Supergirl's Chyler Leigh Reveals Her Struggle with Bipolar Disorder: 'It’s Okay to Not Be Okay'
Chyler Leigh is ready to talk.
Almost ten years after she was diagnosed with bipolar disorder, the Supergirl actress, 37, is publicly opening up about her mental health for the first time, and encouraging for others to do the same through the Be Vocal: Speak Up for Mental Health initiative.
Although she’s in a “good place” now, Leigh endured a “very, very difficult journey” to managing her disorder.
Having grown up with a mother who faced her own mental illness, she initially felt like it was “the end” when she was diagnosed with BD in her late twenties.
“My mother was diagnosed with — at the time they were calling it manic depression — and I saw such an extreme version,” she tells PEOPLE. “Because I saw what happens when you aren’t advocating for yourself or taking care of yourself, when I first got the bipolar diagnosis it was sort of like, ‘Oh my gosh, if that was me, how on Earth am I going to deal with this?’ Am I in the same place?
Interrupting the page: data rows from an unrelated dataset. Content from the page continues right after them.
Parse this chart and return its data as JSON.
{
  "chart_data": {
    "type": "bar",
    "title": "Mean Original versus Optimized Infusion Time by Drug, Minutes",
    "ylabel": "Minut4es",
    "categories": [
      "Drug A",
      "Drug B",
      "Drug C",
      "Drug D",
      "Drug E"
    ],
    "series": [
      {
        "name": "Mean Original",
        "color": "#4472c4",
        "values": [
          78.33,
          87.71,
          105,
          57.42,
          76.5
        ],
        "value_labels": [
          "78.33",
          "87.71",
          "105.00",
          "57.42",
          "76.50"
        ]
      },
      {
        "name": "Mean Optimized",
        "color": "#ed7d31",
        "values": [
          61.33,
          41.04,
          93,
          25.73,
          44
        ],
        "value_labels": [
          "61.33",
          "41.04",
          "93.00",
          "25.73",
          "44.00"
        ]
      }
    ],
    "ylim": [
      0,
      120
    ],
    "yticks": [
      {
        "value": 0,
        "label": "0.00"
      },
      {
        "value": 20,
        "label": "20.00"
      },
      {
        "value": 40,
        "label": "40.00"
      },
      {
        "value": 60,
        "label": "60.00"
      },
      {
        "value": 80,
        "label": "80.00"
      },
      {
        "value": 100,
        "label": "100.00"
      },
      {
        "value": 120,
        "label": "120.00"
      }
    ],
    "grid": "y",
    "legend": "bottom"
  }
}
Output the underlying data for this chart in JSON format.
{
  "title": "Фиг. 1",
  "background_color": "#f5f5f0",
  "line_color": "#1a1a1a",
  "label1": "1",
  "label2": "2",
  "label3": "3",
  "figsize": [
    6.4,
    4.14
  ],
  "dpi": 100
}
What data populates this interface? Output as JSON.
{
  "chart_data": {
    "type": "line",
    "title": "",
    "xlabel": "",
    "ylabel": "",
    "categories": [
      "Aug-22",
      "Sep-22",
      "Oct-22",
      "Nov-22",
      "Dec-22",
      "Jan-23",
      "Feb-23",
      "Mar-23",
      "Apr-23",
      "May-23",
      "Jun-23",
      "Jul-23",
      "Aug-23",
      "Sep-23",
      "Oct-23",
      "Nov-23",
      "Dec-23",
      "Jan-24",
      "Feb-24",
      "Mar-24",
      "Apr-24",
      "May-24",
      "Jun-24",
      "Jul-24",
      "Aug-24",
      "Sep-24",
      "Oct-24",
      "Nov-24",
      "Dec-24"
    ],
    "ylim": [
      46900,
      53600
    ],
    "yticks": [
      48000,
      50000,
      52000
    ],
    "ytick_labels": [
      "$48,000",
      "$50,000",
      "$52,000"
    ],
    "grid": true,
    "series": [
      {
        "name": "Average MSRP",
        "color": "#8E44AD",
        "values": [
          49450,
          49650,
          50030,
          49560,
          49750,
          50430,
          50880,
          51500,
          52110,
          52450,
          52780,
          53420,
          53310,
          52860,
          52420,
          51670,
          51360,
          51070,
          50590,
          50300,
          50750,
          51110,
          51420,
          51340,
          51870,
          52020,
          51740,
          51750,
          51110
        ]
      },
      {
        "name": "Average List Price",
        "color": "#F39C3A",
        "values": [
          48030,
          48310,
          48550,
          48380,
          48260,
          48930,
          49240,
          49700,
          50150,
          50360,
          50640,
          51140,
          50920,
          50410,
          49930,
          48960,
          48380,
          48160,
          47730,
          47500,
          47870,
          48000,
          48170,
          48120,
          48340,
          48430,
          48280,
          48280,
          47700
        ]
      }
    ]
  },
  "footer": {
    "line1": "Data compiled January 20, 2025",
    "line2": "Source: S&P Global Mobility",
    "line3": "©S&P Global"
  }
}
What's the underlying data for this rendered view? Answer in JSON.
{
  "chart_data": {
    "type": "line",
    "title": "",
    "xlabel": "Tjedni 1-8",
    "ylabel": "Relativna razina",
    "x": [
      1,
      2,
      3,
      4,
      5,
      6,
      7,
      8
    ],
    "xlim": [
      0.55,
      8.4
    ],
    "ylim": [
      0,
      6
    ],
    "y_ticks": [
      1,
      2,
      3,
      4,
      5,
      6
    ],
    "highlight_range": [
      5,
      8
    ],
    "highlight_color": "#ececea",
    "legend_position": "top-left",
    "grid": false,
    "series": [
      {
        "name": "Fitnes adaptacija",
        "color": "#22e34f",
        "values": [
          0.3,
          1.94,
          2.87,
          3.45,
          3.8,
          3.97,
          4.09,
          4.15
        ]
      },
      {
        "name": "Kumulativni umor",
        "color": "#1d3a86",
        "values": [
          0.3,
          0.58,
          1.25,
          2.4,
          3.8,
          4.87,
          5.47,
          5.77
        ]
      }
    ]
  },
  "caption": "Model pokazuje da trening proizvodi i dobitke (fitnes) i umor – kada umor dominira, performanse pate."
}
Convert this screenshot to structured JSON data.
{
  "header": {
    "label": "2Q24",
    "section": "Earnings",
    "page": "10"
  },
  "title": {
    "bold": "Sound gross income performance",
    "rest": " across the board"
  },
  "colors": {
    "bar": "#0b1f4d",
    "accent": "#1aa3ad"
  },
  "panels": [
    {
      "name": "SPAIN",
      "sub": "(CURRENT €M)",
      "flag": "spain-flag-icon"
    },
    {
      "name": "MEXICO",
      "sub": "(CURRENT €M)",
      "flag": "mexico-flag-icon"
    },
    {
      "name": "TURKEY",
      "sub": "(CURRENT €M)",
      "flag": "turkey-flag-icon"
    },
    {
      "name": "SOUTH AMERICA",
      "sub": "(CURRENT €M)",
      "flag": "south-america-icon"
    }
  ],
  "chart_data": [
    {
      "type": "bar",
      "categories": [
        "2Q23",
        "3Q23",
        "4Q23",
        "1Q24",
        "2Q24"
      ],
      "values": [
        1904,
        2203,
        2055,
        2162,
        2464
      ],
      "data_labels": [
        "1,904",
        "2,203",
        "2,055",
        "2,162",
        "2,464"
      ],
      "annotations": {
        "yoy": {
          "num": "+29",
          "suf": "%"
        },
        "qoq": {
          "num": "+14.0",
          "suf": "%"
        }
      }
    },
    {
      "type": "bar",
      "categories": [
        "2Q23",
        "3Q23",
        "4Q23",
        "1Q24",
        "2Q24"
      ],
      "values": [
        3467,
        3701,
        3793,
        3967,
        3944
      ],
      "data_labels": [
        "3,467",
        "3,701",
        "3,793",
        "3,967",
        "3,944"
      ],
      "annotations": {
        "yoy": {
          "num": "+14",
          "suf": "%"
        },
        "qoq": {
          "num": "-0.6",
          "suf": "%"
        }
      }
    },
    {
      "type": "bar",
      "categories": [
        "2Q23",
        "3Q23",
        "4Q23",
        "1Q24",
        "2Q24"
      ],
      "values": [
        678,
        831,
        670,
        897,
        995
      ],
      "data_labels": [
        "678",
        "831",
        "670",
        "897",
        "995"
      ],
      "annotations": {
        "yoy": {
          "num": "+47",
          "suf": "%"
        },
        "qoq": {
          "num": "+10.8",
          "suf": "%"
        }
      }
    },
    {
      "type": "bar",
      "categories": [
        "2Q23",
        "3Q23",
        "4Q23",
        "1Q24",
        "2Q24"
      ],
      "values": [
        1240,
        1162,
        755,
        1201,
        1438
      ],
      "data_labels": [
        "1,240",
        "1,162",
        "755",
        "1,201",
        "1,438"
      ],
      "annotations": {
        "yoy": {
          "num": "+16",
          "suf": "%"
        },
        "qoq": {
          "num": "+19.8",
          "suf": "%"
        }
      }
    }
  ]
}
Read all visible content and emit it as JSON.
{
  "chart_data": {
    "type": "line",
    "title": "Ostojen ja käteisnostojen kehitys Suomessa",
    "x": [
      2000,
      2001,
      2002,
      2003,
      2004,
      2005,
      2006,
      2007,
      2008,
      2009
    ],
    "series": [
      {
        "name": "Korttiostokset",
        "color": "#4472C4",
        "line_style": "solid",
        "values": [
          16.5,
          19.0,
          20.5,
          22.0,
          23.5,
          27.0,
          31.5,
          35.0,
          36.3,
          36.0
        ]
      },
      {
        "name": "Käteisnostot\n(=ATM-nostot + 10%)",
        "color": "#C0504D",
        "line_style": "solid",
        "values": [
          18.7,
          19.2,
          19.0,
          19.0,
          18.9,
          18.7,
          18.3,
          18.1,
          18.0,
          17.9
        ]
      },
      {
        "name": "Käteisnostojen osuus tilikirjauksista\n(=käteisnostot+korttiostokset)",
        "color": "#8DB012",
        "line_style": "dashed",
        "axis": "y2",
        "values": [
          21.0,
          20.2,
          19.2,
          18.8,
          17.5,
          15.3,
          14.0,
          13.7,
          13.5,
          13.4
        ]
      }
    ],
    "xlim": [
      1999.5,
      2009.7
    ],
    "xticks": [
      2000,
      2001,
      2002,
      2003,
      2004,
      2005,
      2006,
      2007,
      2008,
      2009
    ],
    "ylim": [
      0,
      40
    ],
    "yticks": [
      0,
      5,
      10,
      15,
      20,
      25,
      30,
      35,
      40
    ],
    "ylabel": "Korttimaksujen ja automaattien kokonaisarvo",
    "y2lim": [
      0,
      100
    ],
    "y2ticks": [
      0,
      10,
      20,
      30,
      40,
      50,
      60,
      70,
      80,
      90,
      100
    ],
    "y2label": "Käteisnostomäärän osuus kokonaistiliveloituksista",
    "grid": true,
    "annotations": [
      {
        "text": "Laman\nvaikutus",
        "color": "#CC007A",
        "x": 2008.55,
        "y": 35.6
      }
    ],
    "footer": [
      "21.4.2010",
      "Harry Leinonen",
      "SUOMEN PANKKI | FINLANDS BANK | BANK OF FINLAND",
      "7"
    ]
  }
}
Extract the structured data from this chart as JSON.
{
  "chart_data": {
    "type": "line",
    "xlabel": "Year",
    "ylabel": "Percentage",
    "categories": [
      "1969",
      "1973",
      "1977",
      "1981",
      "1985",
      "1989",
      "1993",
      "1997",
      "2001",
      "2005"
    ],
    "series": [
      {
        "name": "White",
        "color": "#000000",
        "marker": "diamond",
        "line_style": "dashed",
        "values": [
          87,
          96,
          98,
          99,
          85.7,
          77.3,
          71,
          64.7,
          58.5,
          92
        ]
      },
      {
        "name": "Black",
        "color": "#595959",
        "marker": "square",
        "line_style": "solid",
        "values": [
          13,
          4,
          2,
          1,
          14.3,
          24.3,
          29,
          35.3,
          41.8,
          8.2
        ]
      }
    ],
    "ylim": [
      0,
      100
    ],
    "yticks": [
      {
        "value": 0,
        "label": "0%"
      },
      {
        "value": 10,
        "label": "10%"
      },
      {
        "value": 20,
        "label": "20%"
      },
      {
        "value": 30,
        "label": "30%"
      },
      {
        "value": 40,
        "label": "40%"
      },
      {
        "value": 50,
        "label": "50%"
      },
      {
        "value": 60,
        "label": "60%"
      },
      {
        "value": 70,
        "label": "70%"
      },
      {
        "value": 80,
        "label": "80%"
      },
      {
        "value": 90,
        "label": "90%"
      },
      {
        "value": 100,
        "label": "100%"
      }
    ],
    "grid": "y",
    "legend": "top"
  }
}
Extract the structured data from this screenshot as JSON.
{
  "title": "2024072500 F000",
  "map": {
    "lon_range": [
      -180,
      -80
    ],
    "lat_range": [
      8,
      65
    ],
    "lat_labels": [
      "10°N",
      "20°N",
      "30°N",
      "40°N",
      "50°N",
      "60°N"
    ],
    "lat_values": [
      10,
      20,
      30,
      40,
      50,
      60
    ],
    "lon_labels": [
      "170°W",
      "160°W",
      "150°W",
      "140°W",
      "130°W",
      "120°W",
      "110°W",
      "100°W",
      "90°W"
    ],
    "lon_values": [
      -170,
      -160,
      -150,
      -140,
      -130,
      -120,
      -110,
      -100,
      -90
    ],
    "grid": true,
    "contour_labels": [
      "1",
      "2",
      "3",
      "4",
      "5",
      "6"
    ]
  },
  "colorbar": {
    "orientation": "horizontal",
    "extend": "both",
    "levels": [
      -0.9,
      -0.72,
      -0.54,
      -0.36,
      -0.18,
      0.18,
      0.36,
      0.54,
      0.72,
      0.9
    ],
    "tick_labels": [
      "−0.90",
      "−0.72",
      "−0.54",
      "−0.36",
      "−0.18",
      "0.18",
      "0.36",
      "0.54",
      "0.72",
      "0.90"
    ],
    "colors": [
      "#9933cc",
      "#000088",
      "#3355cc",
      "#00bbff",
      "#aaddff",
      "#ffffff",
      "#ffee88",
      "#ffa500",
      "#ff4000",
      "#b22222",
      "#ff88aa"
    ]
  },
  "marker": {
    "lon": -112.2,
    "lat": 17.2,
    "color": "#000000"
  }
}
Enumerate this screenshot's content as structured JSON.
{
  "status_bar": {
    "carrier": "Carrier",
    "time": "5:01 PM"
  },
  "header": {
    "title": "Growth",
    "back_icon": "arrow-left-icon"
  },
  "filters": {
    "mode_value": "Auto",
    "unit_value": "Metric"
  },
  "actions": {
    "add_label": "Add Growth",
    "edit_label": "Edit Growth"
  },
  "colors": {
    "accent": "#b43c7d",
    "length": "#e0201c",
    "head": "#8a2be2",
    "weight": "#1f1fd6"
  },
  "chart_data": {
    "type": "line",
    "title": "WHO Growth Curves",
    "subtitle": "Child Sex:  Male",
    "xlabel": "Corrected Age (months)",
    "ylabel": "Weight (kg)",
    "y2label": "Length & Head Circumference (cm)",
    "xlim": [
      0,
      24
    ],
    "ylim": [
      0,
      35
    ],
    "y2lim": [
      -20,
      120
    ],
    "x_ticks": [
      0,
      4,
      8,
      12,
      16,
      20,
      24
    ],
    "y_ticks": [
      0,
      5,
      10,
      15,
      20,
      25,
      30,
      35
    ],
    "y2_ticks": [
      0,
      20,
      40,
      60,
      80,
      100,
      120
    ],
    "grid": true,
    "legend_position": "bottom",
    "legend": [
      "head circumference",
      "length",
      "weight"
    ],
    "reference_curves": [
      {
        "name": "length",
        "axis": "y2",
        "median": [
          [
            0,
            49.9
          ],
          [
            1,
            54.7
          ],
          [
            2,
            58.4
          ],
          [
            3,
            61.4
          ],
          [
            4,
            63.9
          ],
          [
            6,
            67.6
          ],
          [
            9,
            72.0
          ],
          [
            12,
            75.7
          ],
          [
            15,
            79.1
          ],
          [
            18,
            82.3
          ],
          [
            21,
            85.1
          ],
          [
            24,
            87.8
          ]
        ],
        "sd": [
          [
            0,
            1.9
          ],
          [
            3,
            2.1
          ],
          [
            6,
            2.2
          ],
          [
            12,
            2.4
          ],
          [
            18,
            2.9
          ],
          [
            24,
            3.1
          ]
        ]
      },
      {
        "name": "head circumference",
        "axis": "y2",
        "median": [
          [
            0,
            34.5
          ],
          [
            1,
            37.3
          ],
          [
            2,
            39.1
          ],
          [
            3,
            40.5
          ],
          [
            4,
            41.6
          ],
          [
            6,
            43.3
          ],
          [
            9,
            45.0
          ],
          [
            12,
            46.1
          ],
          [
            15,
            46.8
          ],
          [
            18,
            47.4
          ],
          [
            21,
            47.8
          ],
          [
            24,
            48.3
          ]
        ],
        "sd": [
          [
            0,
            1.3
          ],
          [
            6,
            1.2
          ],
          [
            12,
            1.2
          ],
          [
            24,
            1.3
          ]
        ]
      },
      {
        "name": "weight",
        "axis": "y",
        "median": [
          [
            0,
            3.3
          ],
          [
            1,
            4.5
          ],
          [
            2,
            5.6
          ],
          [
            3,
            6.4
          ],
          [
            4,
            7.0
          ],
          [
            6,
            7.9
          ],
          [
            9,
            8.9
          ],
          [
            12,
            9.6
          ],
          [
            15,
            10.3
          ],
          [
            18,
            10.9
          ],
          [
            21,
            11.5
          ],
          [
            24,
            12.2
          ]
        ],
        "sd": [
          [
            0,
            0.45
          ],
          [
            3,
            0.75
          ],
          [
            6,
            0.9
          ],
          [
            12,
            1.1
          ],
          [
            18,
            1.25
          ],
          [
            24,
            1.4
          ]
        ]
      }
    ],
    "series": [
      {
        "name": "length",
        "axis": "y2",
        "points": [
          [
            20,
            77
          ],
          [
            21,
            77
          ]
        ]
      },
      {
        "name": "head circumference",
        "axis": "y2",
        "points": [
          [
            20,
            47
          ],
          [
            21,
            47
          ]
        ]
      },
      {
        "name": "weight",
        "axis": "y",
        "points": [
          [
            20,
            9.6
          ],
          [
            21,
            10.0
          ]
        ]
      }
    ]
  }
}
Am I equipped? Do I have what it takes to actually really genuinely take care of myself?'”
Prior to her diagnosis, the actress had been motivated to get professional mental health care during an intense time for her family, which includes husband Nathan West and kids Noah, 16, Taelyn, 13, and Anniston, 10.
“We have three kids that are also living with either a mental health condition — we have ADHD, we have Asperger’s, high-functioning autism — that’s all of my three kids. So that, [and my] career, trying to make [our] marriage work, dealing with all these symptoms and not knowing what to do with it, that’s where I kinda hit my breaking point and I shut down completely,” Leigh says. “During that point, right before I was diagnosed, I was like, ‘I’m drowning, I’m drowning.'”
Leigh sought help from “a couple different psychiatrists and psychologists,” and eventually found herself on six different medications at once. “Some of them were countering each other — but it made me feel nothing, and that to me was more important than feeling happy or feeling sad,” she says. “But, that being the case, I withdrew and I shut down. Having such little kids and my husband who [was] dealing with so much with that, I just didn’t know how else to function. And so I lied about a lot, I hid a lot. I kept to myself. And that caused an incredible amount of chaos and just destruction in the family.”
In 2011, Leigh’s mismanaged illness reached a “pretty severe breaking point,” and she was hospitalized for several days. “I hit mania so high that I couldn’t sleep. They gave me medication particularly for not sleeping and it would not work,” she said.
Upon her release, Leigh decided to take a new approach to her mental health care. “At that point it was a matter of ‘Okay, I need to kind of start fresh, and see what works with me,'” she explains. “I did find a medication that works that I still take, which keeps me very level, much more even. There are not really big peaks and valleys. It makes me function as a human being where I feel like, ‘Okay, I can manage when things are really hard and I can also really celebrate victories.'”
In addition to managing her medication with a physician, Leigh has leaned on her husband as well as a more extensive community of support.
“We both still very much have to work on listening. But he’s done an amazing job with listening and also communicating where he’s at as well,” Leigh says of West. “We really barely survived a lot of times — just our marriage … We’ve both seen the best and worst of each other and we’ve been able to dig through and really support one another.”
Through her work with Be Vocal: Speak Up for Mental Health, Leigh hopes to encourage others to find support by “speaking their truth” and changing the way mental health is portrayed in the media.
“I’ve always been a very kind of private person,” Leigh says about her decision not to reveal her BD until her involvement in Be Vocal. “I think mostly because of being afraid of having my story out there and being labeled as anything because there is very often such a negative stigma about it. That fear of judgment and ‘Oh, if people see me this way, that means that I’m not good enough or I’m not well enough to be able to take care of myself’ or whatever it might be. But, being able to have a fantastic platform to be able to speak my story and know that it’s going to reach a tremendous amount of people, that was major motivation for me [to speak out].”
“We have an incredible opportunity to change the narrative and change the conversation, and lead people to places that can encourage them and really take them where they need to go,” she adds of her new partnership with Be Vocal, an initiative that first launched in 2015 and has now expanded to Instagram.
“It’s okay to not be okay. And it’s incredibly important to reach out. Be willing to let your guard down a little bit to be able to find that community. And also know that if you’re really struggling that there are so many resources. Be Vocal is a great way to go online and find all the advocacy partners.”